Já Vítor acredita que as 100 ou 200 pequenas chapas metálicas que observou a voar em formação são manifestações de vida intergaláctica. “Os americanos há muito que viajam para outros planetas. Porque é que no Google Maps não se vê a área 51, em Roswell? Alguém esconde algo.”

Para Vítor, há outros mundos, acima e abaixo de nós. No fundo dos mares há uma civilização de sereias. Está provado. Foram encontrados esqueletos dentro de baleias. Crânios e membros no estômago de tubarões. “Os gajos das petrolíferas andam a mapear o fundo do oceano e divulgaram imagens de uma mão estranha colada à janela do submarino. A mão de um ser metade humano, metade peixe.”

Vítor passa horas na Internet à procura de coisas inexplicáveis. “Foi encontrado um martelo com 650 milhões de anos. Datado com Carbono 14. Há vestígios de sandálias com 300 milhões de anos.”

Tem um telemóvel sem saldo, mas com acesso à Internet, por wifi, num sistema que desenvolveu para acompanhar a vida do filho, através do Facebook.

Viu-o apenas uma vez, num funeral. “É um rapaz alto e magro, de óculos. Não tive coragem de lhe falar.” Pediu-lhe amizade no Facebook, mas ele nunca respondeu.

Quando a grua chegar, será preciso “fazerem-se à pista”. Vítor tenciona ocupar um pedaço de passeio do outro lado da rua. O plano de João é dedicar-se full time ao segundo emprego. A seu pedido, dei-lhe uma muleta que me sobrou de um entorse. Colocou-a a seu lado, na escadaria, para competir com a outra pedinte na corrida da desgraça. Mas desistiu. “Não sou capaz, não é honesto.”

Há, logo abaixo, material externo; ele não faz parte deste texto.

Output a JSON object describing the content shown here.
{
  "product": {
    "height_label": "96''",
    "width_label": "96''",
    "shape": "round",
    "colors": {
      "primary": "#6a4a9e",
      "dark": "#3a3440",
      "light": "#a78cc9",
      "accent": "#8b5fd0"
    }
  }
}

Com o avanço do Inverno, Vítor apanhou um susto. A chuva e o vento provocaram a queda de um enorme pedregulho junto à entrada do seu refúgio. “E se eu fico lá dentro?”, pensou. E meteu-se a construir uma pequena casa com tábuas, do lado de fora do bunker.

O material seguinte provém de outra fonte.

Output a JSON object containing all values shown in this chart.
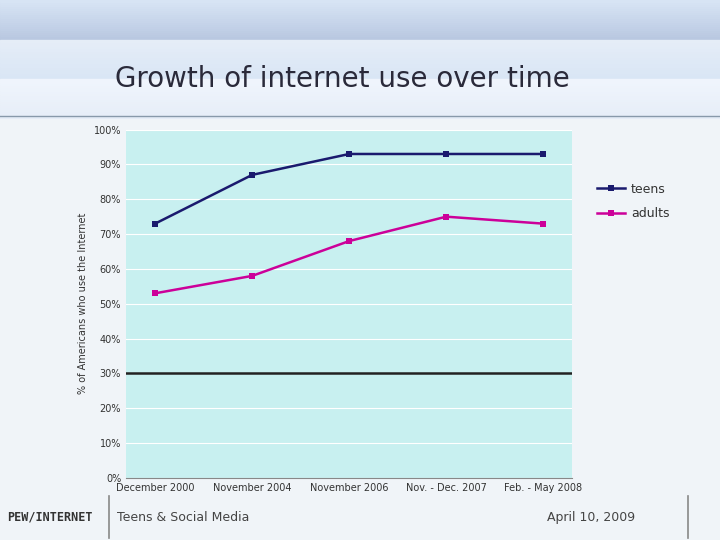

A estrutura está periclitante, porque pregar pregos despertaria a curiosidade da vizinhança. As placas equilibram-se por um sistema de forças. Tudo está pensado com minúcia de engenheiro. A tábua superior, inclinada para que a água da chuva escorra, apoia-se num pacote de vinho tinto moldado na perfeição e fechado de forma a que a pressão do ar no interior produza um efeito de almofada, absorvendo as vibrações da estrutura.

A calafetagem é feita com sacos térmicos do Pingo Doce (“criei um efeito de estufa”) e todas as entradas de ar foram controladas colocando um cigarro aceso no meio do recinto, e registando as direcções em que o fumo se movimentava. “Assim posso dormir num ângulo desviado de todas as correntes de ar”, explica Vítor. Para garantir os banhos, meias garrafas de plástico foram espalhadas pela lixeira para captar água da chuva.

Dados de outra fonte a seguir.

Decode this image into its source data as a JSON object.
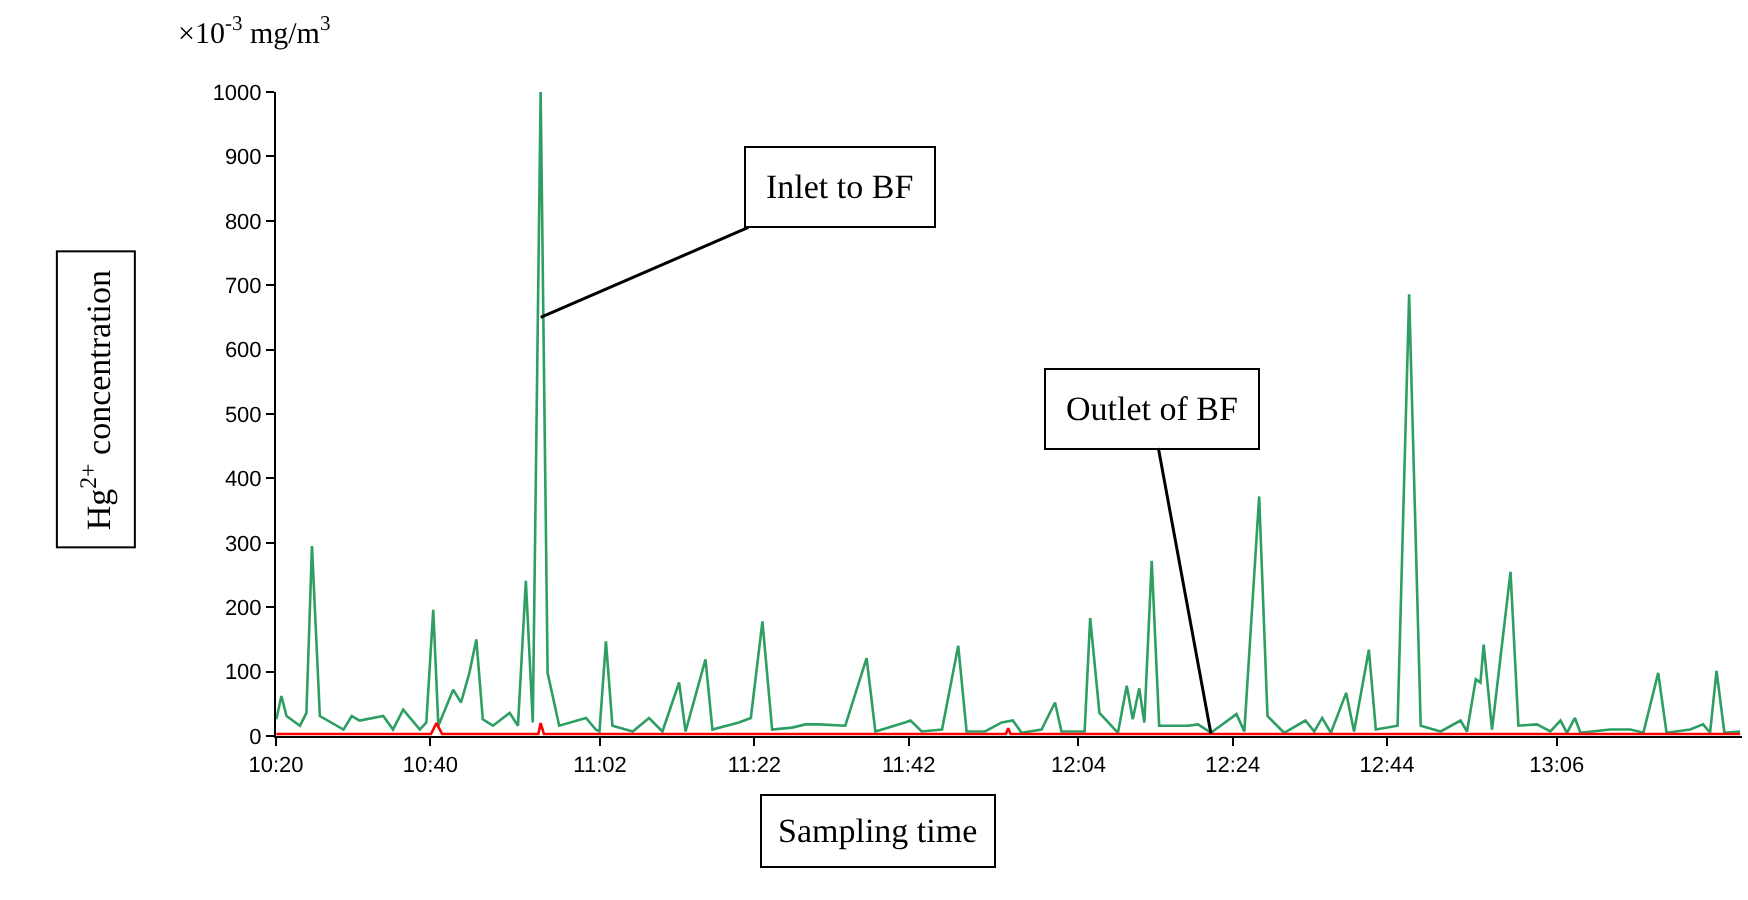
{
  "chart_data": {
    "type": "line",
    "xlabel": "Sampling time",
    "ylabel": "Hg$^{2+}$ concentration",
    "annotations": [
      "×10$^{-3}$ mg/m$^{3}$",
      {
        "text": "Inlet to BF",
        "x": 10.905,
        "y": 650
      },
      {
        "text": "Outlet of BF",
        "x": 12.353,
        "y": 3
      }
    ],
    "xlim": [
      10.3333,
      13.5
    ],
    "xticks": [
      {
        "value": 10.3333,
        "label": "10:20"
      },
      {
        "value": 10.6667,
        "label": "10:40"
      },
      {
        "value": 11.0333,
        "label": "11:02"
      },
      {
        "value": 11.3667,
        "label": "11:22"
      },
      {
        "value": 11.7,
        "label": "11:42"
      },
      {
        "value": 12.0667,
        "label": "12:04"
      },
      {
        "value": 12.4,
        "label": "12:24"
      },
      {
        "value": 12.7333,
        "label": "12:44"
      },
      {
        "value": 13.1,
        "label": "13:06"
      }
    ],
    "ylim": [
      0,
      1000
    ],
    "yticks": [
      0,
      100,
      200,
      300,
      400,
      500,
      600,
      700,
      800,
      900,
      1000
    ],
    "marker": "none",
    "line_style": "solid",
    "series": [
      {
        "color": "#2e9e63",
        "x": [
          10.334,
          10.345,
          10.356,
          10.385,
          10.399,
          10.411,
          10.428,
          10.479,
          10.497,
          10.514,
          10.565,
          10.586,
          10.608,
          10.644,
          10.658,
          10.673,
          10.684,
          10.716,
          10.733,
          10.751,
          10.766,
          10.78,
          10.802,
          10.838,
          10.856,
          10.873,
          10.888,
          10.905,
          10.92,
          10.945,
          11.003,
          11.024,
          11.032,
          11.046,
          11.06,
          11.104,
          11.139,
          11.168,
          11.204,
          11.218,
          11.261,
          11.276,
          11.333,
          11.359,
          11.384,
          11.405,
          11.448,
          11.477,
          11.506,
          11.563,
          11.609,
          11.628,
          11.692,
          11.704,
          11.728,
          11.772,
          11.807,
          11.825,
          11.865,
          11.901,
          11.925,
          11.944,
          11.987,
          12.016,
          12.03,
          12.08,
          12.092,
          12.112,
          12.152,
          12.171,
          12.184,
          12.198,
          12.209,
          12.225,
          12.241,
          12.303,
          12.325,
          12.353,
          12.408,
          12.425,
          12.457,
          12.475,
          12.511,
          12.557,
          12.576,
          12.593,
          12.612,
          12.645,
          12.662,
          12.694,
          12.709,
          12.756,
          12.781,
          12.806,
          12.849,
          12.892,
          12.906,
          12.925,
          12.935,
          12.942,
          12.96,
          13.0,
          13.017,
          13.057,
          13.086,
          13.108,
          13.122,
          13.139,
          13.151,
          13.215,
          13.259,
          13.287,
          13.319,
          13.337,
          13.388,
          13.416,
          13.431,
          13.445,
          13.462,
          13.496
        ],
        "values": [
          26,
          62,
          31,
          16,
          36,
          295,
          31,
          10,
          31,
          24,
          31,
          10,
          41,
          10,
          21,
          196,
          16,
          72,
          52,
          98,
          150,
          26,
          16,
          36,
          16,
          241,
          21,
          1000,
          98,
          16,
          28,
          10,
          7,
          147,
          16,
          7,
          28,
          7,
          83,
          7,
          119,
          10,
          21,
          28,
          178,
          10,
          13,
          18,
          18,
          16,
          121,
          7,
          21,
          24,
          7,
          10,
          140,
          7,
          7,
          21,
          24,
          5,
          10,
          52,
          7,
          7,
          183,
          36,
          5,
          78,
          26,
          74,
          21,
          272,
          16,
          16,
          18,
          5,
          34,
          7,
          372,
          31,
          5,
          24,
          7,
          28,
          5,
          67,
          7,
          134,
          10,
          16,
          686,
          16,
          7,
          24,
          7,
          88,
          83,
          142,
          10,
          255,
          16,
          18,
          7,
          24,
          5,
          28,
          5,
          10,
          10,
          5,
          98,
          5,
          10,
          18,
          5,
          101,
          5,
          7
        ]
      },
      {
        "color": "#ff0000",
        "x": [
          10.334,
          10.668,
          10.68,
          10.692,
          10.9,
          10.905,
          10.912,
          11.91,
          11.915,
          11.92,
          12.353,
          13.496
        ],
        "values": [
          3,
          3,
          20,
          3,
          3,
          20,
          3,
          3,
          12,
          3,
          3,
          3
        ]
      }
    ]
  }
}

As condições melhoraram muito. A um canto da casa nova, Vítor colocou até um menino Jesus, um pequeno burro de barro e um galo de Barcelos — o seu presépio. Mas eu senti mais frio e desconforto do que na primeira visita.

Pousei um joelho na cama, deixei que a Crazy viesse brincar comigo na manta áspera e senti que a minha pesquisa da história de Vítor e João tinha chegado ao fim da linha, ao limite da minha utilidade como repórter. Agora que somos amigos, como posso viver com isto?